The builders of the Typhon info-stealer introduced on a darkish net discussion board that they’ve up to date the malware to a significant model they promote as ‘Typhon Reborn V2’
They boast important enhancements designed to thwart evaluation through anti-virtualization mechanisms.
The unique Typhon was found by malware analysts in August 2022. Cyble Analysis Labs analyzed it on the time and located that the malware mixed the principle stealer part with a clipper, a keylogger, and a crypto-miner.
Whereas the preliminary model was offered through Telegram for a single lifetime cost of $50, the malware builders additionally provided to distribute Typhon for roughly $100 per 1,000 victims.
Cisco Talos analysts report that the brand new model began being promoted on the darkish net since January and has been bought a number of occasions. Hoever, the researchers found samples of the newest model within the wild that dated since December 2022.
New model variations
In line with Cisco Talos, the codebase for Typhon V2 has been closely modified to make the mallicious code extra sturdy, dependable, and secure.
The string obfuscation has been improved utilizing Base64 encoding and XOR, which makes evaluation of the malware a more difficult job.
The researchers seen a extra extra complete mechanism for avoiding the an infection of study machines, with the malware now a wider vary of standards, together with usernames, CPUIDs, functions, processes, debugger/emulation checks, and geolocation knowledge earlier than operating the malicious routines.
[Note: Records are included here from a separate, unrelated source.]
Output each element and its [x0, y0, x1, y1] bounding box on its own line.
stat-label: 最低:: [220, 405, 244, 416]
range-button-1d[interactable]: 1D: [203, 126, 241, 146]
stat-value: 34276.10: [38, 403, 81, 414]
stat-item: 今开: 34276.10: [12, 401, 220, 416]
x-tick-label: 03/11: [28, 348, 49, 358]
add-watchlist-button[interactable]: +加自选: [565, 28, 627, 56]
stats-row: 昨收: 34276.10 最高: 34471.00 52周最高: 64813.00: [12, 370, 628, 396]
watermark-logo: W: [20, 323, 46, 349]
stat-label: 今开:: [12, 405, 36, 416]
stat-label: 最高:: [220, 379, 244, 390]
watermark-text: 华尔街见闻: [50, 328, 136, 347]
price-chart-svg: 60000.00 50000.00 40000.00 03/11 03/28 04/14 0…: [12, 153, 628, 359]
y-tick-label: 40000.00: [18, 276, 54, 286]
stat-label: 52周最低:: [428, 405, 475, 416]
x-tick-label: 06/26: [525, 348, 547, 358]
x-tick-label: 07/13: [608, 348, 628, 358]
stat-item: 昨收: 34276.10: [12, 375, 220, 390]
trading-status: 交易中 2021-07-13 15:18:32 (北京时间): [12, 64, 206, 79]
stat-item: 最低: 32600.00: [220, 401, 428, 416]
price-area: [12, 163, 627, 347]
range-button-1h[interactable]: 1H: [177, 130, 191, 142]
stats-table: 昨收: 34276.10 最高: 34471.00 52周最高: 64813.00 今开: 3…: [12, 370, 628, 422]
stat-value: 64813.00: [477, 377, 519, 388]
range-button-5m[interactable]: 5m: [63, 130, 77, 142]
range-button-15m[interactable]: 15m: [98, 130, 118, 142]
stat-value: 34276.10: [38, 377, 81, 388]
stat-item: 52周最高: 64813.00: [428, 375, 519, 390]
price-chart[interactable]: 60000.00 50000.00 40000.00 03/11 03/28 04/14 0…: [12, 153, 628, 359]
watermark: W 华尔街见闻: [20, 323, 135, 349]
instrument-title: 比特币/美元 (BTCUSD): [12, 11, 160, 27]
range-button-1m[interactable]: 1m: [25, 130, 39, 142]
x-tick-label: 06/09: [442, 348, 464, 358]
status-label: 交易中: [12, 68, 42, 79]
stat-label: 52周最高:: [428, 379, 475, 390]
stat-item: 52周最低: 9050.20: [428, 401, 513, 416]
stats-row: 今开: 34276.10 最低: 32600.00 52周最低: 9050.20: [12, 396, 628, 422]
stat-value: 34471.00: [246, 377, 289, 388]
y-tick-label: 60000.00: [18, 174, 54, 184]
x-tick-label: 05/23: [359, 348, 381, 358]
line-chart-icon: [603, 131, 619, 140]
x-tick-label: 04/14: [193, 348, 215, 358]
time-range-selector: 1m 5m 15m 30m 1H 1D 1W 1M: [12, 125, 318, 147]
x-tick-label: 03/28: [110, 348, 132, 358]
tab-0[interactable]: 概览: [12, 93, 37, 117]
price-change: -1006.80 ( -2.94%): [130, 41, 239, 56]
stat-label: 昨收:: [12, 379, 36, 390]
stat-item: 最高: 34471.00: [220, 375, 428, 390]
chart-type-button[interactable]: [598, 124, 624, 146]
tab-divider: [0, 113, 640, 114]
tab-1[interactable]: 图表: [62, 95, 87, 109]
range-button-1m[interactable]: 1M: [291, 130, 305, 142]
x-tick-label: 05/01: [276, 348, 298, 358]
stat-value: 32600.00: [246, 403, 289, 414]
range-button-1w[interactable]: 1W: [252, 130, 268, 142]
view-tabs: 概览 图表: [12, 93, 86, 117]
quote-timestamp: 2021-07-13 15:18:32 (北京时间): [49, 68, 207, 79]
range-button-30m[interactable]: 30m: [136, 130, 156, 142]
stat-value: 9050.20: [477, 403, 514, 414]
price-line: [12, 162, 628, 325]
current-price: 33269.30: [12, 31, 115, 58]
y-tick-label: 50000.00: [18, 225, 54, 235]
The malware can exclude Commonwealth of Impartial States (CIS) nations or it may observe a user-supplied customized geolocation record.
Probably the most notable new characteristic is Typhon’s course of to test if it runs on a sufferer’s setting, and never a simulated host on a researcher’s laptop.
This contains checking for GPU info, the presence of DLLs related to safety software program, the video controller for VM indicators, performing registry checks, usernames, and even checking for the presence of Wine, an emulator of Home windows.
Extra stealing capabilities
Knowledge assortment capabilities have been expanded within the newest model of Typhon because it now targets a bigger variety of apps, together with gaming shoppers. Nevertheless, it seems just like the characteristic continues to be un the works as a result of it was inactive within the samples analyzed by Cisco Talos.
Typhon nonetheless targets a number of e mail shoppers, messaging apps, cryptocurrency pockets apps and browser extensions, FTP shoppers, VPN shoppers, and knowledge saved in net browsers. It may possibly additionally seize screenshots from the compromised gadget.
One other new characteristic is a brand new file grabber part that permits the operators to seek for and exfiltrate particular recordsdata from the sufferer’s setting.
The information is stolen through HTTPS utilizing the Telegram API, which was the strategy of selection within the unique model of the malware too.
The emergence of Typhon Reborn V2 represents a major evolution for the MaaS and confirms the builders’ dedication to the mission.
Cisco Talos’ evaluation will help malware researchers provide you with correct detection mechanisms for the brand new Typhon model, since its comparatively low value and capabilities are prone to enhance its reputation.
Indicators of compromise (IoCs) for Typhon v2 can be found from Cisco Talos’ repository on GitHub right here.